A quel punto decisi di frugare nel marsupio, ci trovai dei fiammiferi, delle sigarette, un filo molto robusto e un coltello, mancava la pistola che ero riuscito a comprare un po' di tempo fa. Girai a lungo con il coltello in mano, fino a calciare qualcosa con i piedi, guardai per terra e vidi un registratore, raccogliendolo mi accorsi che qualcuno aveva registrato qualcosa, decisi di ascoltare il nastro, era la voce di una donna: <Primo giorno; ricordo a stento la nostra missione e solo perché l'ho scritta su un foglio, non riesco a ricordare il mio nome né quelli dei miei amici se mai ne ho avuti, ma questo non mi impedirà di trovare la chiave per risolvere l'enigma di questa assurda villa... Secondo giorno; durante la notte la villa cala in un silenzio anomalo, il mio compagno è quasi impazzito, per calmarlo al mattino siamo usciti in giardino, abbiamo provato a chiedere aiuto alla gente fuori ma nessuno ci ha sentiti, le persone non hanno il volto, o siamo noi che non riusciamo a vederlo?... Terzo giorno; il mio compagno è morto, è voluto restare fuori mentre calava la notte, una strana massa nera si è come rovesciata nel giardino inghiottendolo, il giorno seguente non c'era la minima traccia di lui, ma ora che non c'è più mi chiedo se fosse reale e se lo sono anch'io... Quarto giorno; ho finalmente capito il segreto di questo posto, la cantina, è in cantina che è stato nascosto...-rumore di passi- Sto scendendo la cantina, spero di farcela, non si vede niente, cercherò di fare luce... ehi, chi c'è? Fermo dove sei! No... noooooooo!> poi si sentono solo ruggiti, urla di dolore, il rumore di ossa che si rompono e carni che si lacerano, spensi il registratore, lo misi nel marsupio, mi rimisi a cercare.

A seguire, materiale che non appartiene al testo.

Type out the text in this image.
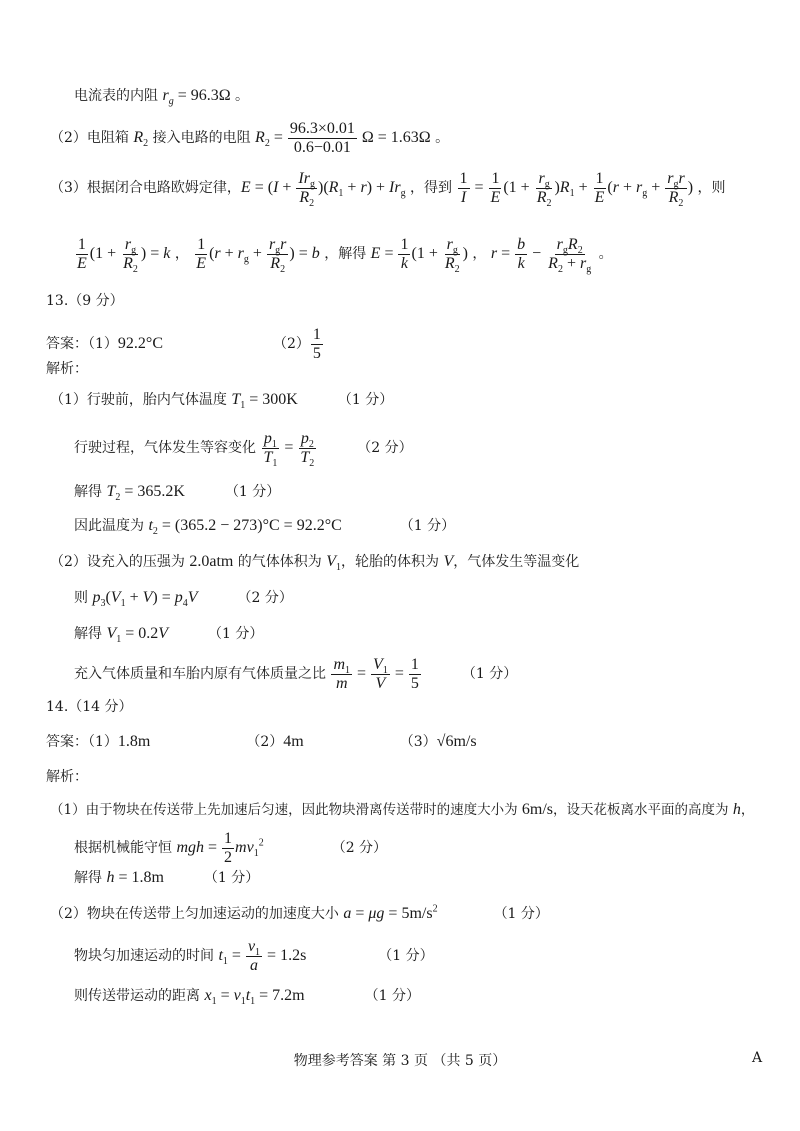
电流表的内阻 $r_g = 96.3\Omega$ 。
（2）电阻箱 $R_2$ 接入电路的电阻 $R_2 = \frac{96.3\times 0.01}{0.6-0.01}$ Ω = 1.63Ω 。
（3）根据闭合电路欧姆定律，$E = (I + \frac{Ir_g}{R_2} )(R_1 + r) + Ir_g$ ，得到 $\frac{1}{I} = \frac{1}{E} (1 + \frac{r_g}{R_2} )R_1 + \frac{1}{E} (r + r_g + \frac{r_gr}{R_2}$ ) ，则
$\frac{1}{E} (1 + \frac{r_g}{R_2}$ ) = k ， $\frac{1}{E} (r + r_g + \frac{r_gr}{R_2}$ ) = b ，解得 $E = \frac{1}{k} (1 + \frac{r_g}{R_2}$ ) ， $r = \frac{b}{k} - \frac{r_gR_2}{R_2 + r_g}$ 。
13.（9 分）
答案：（1）92.2°C	$(2) \frac{1}{5}$
解析：
（1）行驶前，胎内气体温度 $T_1 = 300K$	（1 分）
行驶过程，气体发生等容变化 $\frac{p_1}{T_1} = \frac{p_2}{T_2}$	（2 分）
解得 $T_2 = 365.2K$	（1 分）
因此温度为 $t_2 = (365.2 - 273)^\circ C = 92.2^\circ C$	（1 分）
（2）设充入的压强为 2.0atm 的气体体积为 $V_1$，轮胎的体积为 V，气体发生等温变化
则 $p_3(V_1 + V) = p_4V$	（2 分）
解得 $V_1 = 0.2V$	（1 分）
充入气体质量和车胎内原有气体质量之比 $\frac{m_1}{m} = \frac{V_1}{V} = \frac{1}{5}$	（1 分）
14.（14 分）
答案：（1）1.8m	（2）4m	（3）√6m/s
解析：
（1）由于物块在传送带上先加速后匀速，因此物块滑离传送带时的速度大小为 6m/s，设天花板离水平面的高度为 h，
根据机械能守恒 mgh = $\frac{1}{2} mv_1^2$	（2 分）
解得 h = 1.8m	（1 分）
（2）物块在传送带上匀加速运动的加速度大小 $a = \mu g = 5m/s^2$	（1 分）
物块匀加速运动的时间 $t_1 = \frac{v_1}{a} = 1.2s$	（1 分）
则传送带运动的距离 $x_1 = v_1t_1 = 7.2m$	（1 分）
物理参考答案 第 3 页 （共 5 页）	A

Al mattino uscii fuori per cercare qualcosa che potesse aiutarmi. Tornai davanti al cancello osservando il via vai della gente senza volto, bambini, anziani, donne, uomini, tutti sembrano assomigliarsi senza il viso. Abbassando lo sguardo mi accorsi di una pistola automatica, la raccolsi.

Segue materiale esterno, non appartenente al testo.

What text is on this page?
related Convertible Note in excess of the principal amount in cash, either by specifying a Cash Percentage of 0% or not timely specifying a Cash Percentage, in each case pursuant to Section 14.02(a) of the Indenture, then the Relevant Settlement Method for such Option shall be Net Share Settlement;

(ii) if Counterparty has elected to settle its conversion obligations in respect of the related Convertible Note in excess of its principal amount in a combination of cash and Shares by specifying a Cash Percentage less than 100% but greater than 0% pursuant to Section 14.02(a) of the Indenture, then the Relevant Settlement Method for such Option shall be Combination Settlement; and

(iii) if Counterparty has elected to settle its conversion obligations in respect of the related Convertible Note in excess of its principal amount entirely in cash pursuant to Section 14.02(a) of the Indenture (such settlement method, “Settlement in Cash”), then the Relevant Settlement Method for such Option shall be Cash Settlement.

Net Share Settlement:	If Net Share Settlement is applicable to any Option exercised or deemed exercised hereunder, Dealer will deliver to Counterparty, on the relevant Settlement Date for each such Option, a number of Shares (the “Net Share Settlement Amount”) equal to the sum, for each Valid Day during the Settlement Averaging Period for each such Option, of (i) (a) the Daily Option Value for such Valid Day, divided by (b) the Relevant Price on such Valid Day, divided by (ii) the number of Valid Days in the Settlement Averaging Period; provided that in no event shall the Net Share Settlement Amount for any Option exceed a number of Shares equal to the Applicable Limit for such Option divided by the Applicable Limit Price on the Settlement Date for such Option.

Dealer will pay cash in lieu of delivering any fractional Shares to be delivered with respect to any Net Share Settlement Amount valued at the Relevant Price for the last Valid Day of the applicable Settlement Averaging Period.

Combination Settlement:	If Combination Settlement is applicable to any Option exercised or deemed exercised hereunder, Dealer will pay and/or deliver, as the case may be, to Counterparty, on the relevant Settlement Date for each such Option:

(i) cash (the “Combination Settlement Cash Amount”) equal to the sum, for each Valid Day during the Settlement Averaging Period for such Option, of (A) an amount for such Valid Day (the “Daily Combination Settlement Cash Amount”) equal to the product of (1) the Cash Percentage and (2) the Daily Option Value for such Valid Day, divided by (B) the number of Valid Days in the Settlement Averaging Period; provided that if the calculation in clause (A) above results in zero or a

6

Era la mia, per fortuna era ancora carica, mettendomela in tasca vidi Sofì, stava ridendo, mi avvicinai <Sofì, dove eri finita?>
<Ho avuto paura, scusa se sono scappata è solo... che...> si bloccò e cominciò a tremare.
<Che ti prende?> domandai preoccupato.
Si prese la testa tra le mani e cominciò a gridare <No! Non voglio stare qui! È buio! Fatemi uscire! Fatemi uscire vi prego!>
<Sofì!> la richiamai prendendola per le spalle <Io ti farò uscire, te lo prometto> lei ancora tremante annuì con la testa.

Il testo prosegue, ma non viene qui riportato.